Biron began to repeat the psalm of the dying--the blade glittered in the air--swayed round the head of the executioner; and before the eye could trace the blow which ended the earthly career of the unfortunate but guilty soldier, his head was severed at once from his body, and Biron was no more.
A feeling of intense and painful interest had kept St. Maurice at the window till the moment that the unhappy soldier covered his own eyes with the handkerchief; but then a sensation of giddy sickness forced him away, and he cast himself down once more, with bitterer feelings than ever at his heart. The world seemed all a hell of cares and sorrows, and he could have died that moment with hardly a regret. After he had lain there for nearly two hours, he once more rose, and approached the window. The crowd were all gone, but the dark scaffold still remained, and the young soldier drew back again, saying to himself, "Who next? who next?" He lay down and tried to sleep, but his throbbing temples and his heated blood rendered the effort vain. Strange wild images rose up before his eyes. Fiends and foul shapes where grinning at him in the air. Fire seemed circling through his veins, and burning his heart; he talked; with no one to hear--he raved--he struggled--and then came a long term of perfect forgetfulness, at the end of which he woke as from a profound sleep.

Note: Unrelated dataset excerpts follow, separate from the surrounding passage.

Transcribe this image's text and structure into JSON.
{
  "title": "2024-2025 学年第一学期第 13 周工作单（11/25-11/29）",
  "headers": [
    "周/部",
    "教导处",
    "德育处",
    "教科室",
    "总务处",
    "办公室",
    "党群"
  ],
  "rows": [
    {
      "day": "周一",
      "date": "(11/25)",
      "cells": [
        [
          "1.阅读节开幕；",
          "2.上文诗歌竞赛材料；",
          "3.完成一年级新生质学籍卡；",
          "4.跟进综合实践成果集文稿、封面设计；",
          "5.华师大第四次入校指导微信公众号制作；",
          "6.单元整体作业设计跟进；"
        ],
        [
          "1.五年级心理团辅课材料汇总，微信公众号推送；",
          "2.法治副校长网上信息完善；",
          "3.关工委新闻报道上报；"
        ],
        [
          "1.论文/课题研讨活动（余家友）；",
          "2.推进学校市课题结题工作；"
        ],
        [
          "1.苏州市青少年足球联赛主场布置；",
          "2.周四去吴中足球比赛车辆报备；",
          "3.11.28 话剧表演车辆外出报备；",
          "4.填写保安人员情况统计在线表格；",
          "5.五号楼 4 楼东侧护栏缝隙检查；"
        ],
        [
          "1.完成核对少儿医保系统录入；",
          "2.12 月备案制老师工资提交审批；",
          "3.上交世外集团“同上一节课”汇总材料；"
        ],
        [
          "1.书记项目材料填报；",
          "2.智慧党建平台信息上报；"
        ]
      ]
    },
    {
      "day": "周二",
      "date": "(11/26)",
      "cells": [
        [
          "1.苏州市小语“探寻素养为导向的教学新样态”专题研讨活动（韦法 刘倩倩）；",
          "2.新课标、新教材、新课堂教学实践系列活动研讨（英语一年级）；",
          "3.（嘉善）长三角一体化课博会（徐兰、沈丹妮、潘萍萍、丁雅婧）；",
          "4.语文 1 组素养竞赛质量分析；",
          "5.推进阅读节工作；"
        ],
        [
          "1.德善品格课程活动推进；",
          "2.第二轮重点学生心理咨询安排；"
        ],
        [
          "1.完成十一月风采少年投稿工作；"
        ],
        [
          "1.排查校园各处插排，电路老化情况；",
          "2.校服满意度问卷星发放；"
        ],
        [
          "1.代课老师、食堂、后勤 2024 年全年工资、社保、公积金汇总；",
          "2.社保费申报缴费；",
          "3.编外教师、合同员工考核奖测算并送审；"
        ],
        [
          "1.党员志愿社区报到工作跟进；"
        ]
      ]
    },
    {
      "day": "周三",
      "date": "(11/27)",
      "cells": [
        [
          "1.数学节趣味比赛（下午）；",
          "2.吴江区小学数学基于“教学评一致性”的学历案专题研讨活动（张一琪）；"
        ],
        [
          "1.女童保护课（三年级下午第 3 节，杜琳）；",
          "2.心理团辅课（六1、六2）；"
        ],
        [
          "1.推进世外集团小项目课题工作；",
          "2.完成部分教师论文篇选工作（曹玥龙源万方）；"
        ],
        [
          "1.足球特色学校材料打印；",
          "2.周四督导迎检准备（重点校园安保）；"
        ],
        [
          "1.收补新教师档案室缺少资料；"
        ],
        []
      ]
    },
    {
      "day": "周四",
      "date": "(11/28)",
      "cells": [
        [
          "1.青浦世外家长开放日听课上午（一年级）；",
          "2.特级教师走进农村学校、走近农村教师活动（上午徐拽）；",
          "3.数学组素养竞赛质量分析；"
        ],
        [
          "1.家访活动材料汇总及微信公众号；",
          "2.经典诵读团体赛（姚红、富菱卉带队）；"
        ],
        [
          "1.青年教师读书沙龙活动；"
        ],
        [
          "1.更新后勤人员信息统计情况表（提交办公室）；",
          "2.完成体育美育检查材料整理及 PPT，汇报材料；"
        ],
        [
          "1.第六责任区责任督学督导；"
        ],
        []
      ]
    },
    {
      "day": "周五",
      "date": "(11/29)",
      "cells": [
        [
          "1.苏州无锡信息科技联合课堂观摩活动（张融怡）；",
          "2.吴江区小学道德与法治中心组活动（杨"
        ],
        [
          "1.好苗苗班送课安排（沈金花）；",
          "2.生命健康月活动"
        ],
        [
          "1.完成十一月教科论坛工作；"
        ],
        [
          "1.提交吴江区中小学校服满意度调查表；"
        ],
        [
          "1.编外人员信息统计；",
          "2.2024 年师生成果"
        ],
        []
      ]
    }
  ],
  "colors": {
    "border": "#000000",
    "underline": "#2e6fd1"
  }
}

He was weak as a child, and his ideas of the past were but faint and confused. The first thing, however, that returned to memory was the image of his cell, and he cast his heavy eyes around, in search of the bolts, and bars, and grated windows; but no such things were near. He was in a small but handsome room, with the open lattice admitting the breath of many flowers, and by his side sat an old and reverend dame, whom he had never seen before. A few faint but coherent words, and the light of intelligence re-awakened in his eye, showed the nurse, for such she was, that the fever had left him, and going out of the chamber, she returned with a soldier-like man, whom St. Maurice at once remembered as the old Count de Belin, who had arrested him at Bourg. Many words of comfort and solace were spoken by the old soldier, but St. Maurice was forbidden to utter a syllable, or ask a question, for several days. A physician, too, with grave and solemn face, visited him twice each day, and gave manifold cautions and warnings as to his treatment, which the young gentleman began soon to think unnecessary, as the firm calm pulse of health grew fuller and fuller in his frame. At length one day, as he lay somewhat weary of restraint, the door opened, and Henry IV. himself stood by his bed-side. "New, faith, my good young Count," said the monarch, "I had a hearty mind to keep you to silence and thin bouillon for some days longer, to punish certain rash words spoken in the Bastile, casting a stigma upon royal gratitude for leaving faithful friends, who had lost all in our behalf, to poverty and want. But I have lately heard all your story, and more of it than you thought I ever would hear; and therefore, though I shall take care that there be no more reproaches against my gratitude, as a punishment for your crimes, I shall sell you as a slave for ever. Come hither, sweet taskmaster," he added, raising his voice, "and be sure you do all that woman can--and that is no small power--to tease this youth through all his life to come."
As the King spoke, the flutter of a woman's robe--the bright, dear eyes--the sweet, all-graceful form,--the bland glad smile of her he loved, burst upon the young soldier's sight; and she, forgetting fear, timidity, the presence of royalty--all, all but love, sprang forward at once, and bedewed his bosom with her happy tears.